Агасфер. Том 3
Шрифт:
Самюэль вручил опись отцу Кабочини, подошел к шкатулке и нажал пружину, которую Роден не мог заметить; тяжелая крышка поднялась, и по мере того как отец Кабочини читал опись и называл ценности, Самюэль предъявлял документы Родену, который возвращал их старому еврею после тщательного осмотра.
Когда Роден, просмотрев последние пятьсот банковых билетов по тысяче франков, передал их еврею со словами: «Так, итог совершенно верен: двести двенадцать миллионов сто семьдесят пять тысяч», ему, вероятно, от радости и счастья сделалось так дурно, что он лишился дыхания, закрыл глаза и вынужден был опереться на любезного
— Странно… Я считал себя сильнее… со мною происходит что-то странное.
И страшная бледность иезуита так увеличилась, его охватила такая конвульсивная дрожь, что отец Кабочини воскликнул, стараясь поддержать его:
— Отец мой… придите в себя… Не надо, чтобы опьянение успехом так волновало вас…
Пока маленький аббат ухаживал за Роденом, Самюэль укладывал деньги в железную шкатулку. Роден, благодаря своей страшной энергии и сознанию триумфа, скоро преодолел слабость и, снова спокойный и гордый, заметил отцу Кабочини:
— Ничего… если я не захотел умереть от холеры, так уж, конечно, не для того, чтобы умереть от радости первого июня.
И действительно, лицо иезуита, хотя и было мертвенно-бледное, но сияло гордостью и торжеством.
Когда отец Кабочини увидал, что Роден вполне оправился, он сам точно преобразился. Несмотря на то что он был маленький, толстенький, кривой человек, черты его лица, только что смеющиеся, приняли вдруг столь жестокое, надменное и властное выражение, что Роден, глядя на него, невольно отступил.
Тогда отец Кабочини, вынув из кармана бумагу, почтительно ее поцеловал и, бросив строгий взгляд на Родена, звонким, грозным голосом прочел:
«По получении сего предписания преподобный отец Роден передаст свои полномочия преподобному отцу Кабочини, который вместе с отцом д'Эгриньи примет наследство Реннепонов, если Господу, по Его вечному правосудию, угодно будет, чтобы это имущество, некогда похищенное у нашего ордена, было возвращено нам. Далее отец Роден будет отвезен под присмотром одного из наших преподобных отцов, по выбору отца Кабочини, в дом ордена в городе Лаваль, где и будет содержаться в одиночном заключении впредь до нового приказания».
Отец Кабочини, окончив чтение, протянул бумагу Родену, чтобы тот мог удостовериться в подписи генерала ордена.
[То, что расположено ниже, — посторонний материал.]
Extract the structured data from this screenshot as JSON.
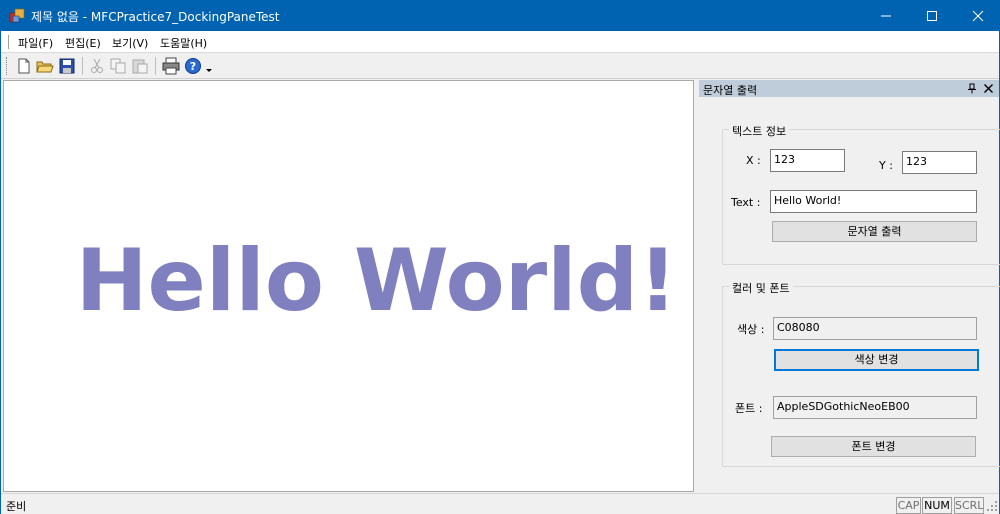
{
  "window": {
    "title": "제목 없음 - MFCPractice7_DockingPaneTest"
  },
  "menu": [
    {
      "label": "파일(F)"
    },
    {
      "label": "편집(E)"
    },
    {
      "label": "보기(V)"
    },
    {
      "label": "도움말(H)"
    }
  ],
  "toolbar": {
    "buttons": [
      "new-icon",
      "open-icon",
      "save-icon",
      "cut-icon",
      "copy-icon",
      "paste-icon",
      "print-icon",
      "help-icon"
    ]
  },
  "view": {
    "text": "Hello World!",
    "text_color": "#8080c0"
  },
  "pane": {
    "title": "문자열 출력",
    "text_group": {
      "title": "텍스트 정보",
      "x_label": "X :",
      "x_value": "123",
      "y_label": "Y :",
      "y_value": "123",
      "text_label": "Text :",
      "text_value": "Hello World!",
      "print_button": "문자열 출력"
    },
    "color_group": {
      "title": "컬러 및 폰트",
      "color_label": "색상 :",
      "color_value": "C08080",
      "color_button": "색상 변경",
      "font_label": "폰트 :",
      "font_value": "AppleSDGothicNeoEB00",
      "font_button": "폰트 변경"
    }
  },
  "status": {
    "text": "준비",
    "indicators": [
      "CAP",
      "NUM",
      "SCRL"
    ]
  },
  "colors": {
    "titlebar": "#0063b1",
    "pane_caption": "#bfcddb",
    "focus": "#0078d7"
  }
}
Самюэль, заинтересованный этой сценой, оставил шкатулку полуоткрытой и приблизился к иезуитам.
Вдруг Роден разразился мрачным хохотом; радость и торжество звучали в этом смехе, передать выражение которого невозможно. Отец Кабочини смотрел на него с гневным изумлением. Между тем Роден, выпрямившись во весь рост, с высокомерным, гордым и властным видом оттолкнул своей грязной рукой бумагу, которую ему протягивал отец Кабочини, и спросил:
— Каким числом помечено это предписание?
— Одиннадцатым мая, — ответил отец Кабочини.
— Ну… а вот грамота, которую я получил сегодня ночью из Рима, Она от восемнадцатого мая… Я назначаюсь генералом ордена!
Отец Кабочини совершенно растерялся; он смиренно сложил предписание и преклонил колена перед Роденом.
Итак, первый шаг на честолюбивом пути, намеченном Роденом, был сделан. Несмотря на недоверие, злобу и зависть партии кардинала Малипьери, интриговавшего против него, Роден добился назначения генералом ордена. При этом ему сослужили большую службу его ловкость, хитрость,
Безмолвный свидетель этой сцены, Самюэль, улыбнулся. Улыбку эту можно было назвать торжествующей. Он запер шкатулку секретным, одному ему известным замком.
Этот металлический звук вернул Родена с высот его честолюбия к действительности, и он отрывисто сказал Самюэлю:
— Вы слышали? Эти миллионы мои… и только мои!
И он протянул алчные руки к железной шкатулке, как бы желая захватить ее, не дожидаясь прихода нотариуса. Но теперь преобразился и Самюэль. Он скрестил на груди руки, выпрямил сгорбленную фигуру, глаза его метали молнии. Еврей имел в эту минуту величественный и грозный вид, и его голос звучал торжественно, когда он воскликнул:
— Это наследство, образовавшееся из остатков состояния благородного человека, доведенного до самоубийства сыновьями Лойолы… это богатство, приобретшее размеры королевской казны благодаря безукоризненной честности трех поколений верных слуг этого дома… не будет наградой лжи… лицемерия… убийства! Нет… нет Бог в своей вечной справедливости не захочет этого!..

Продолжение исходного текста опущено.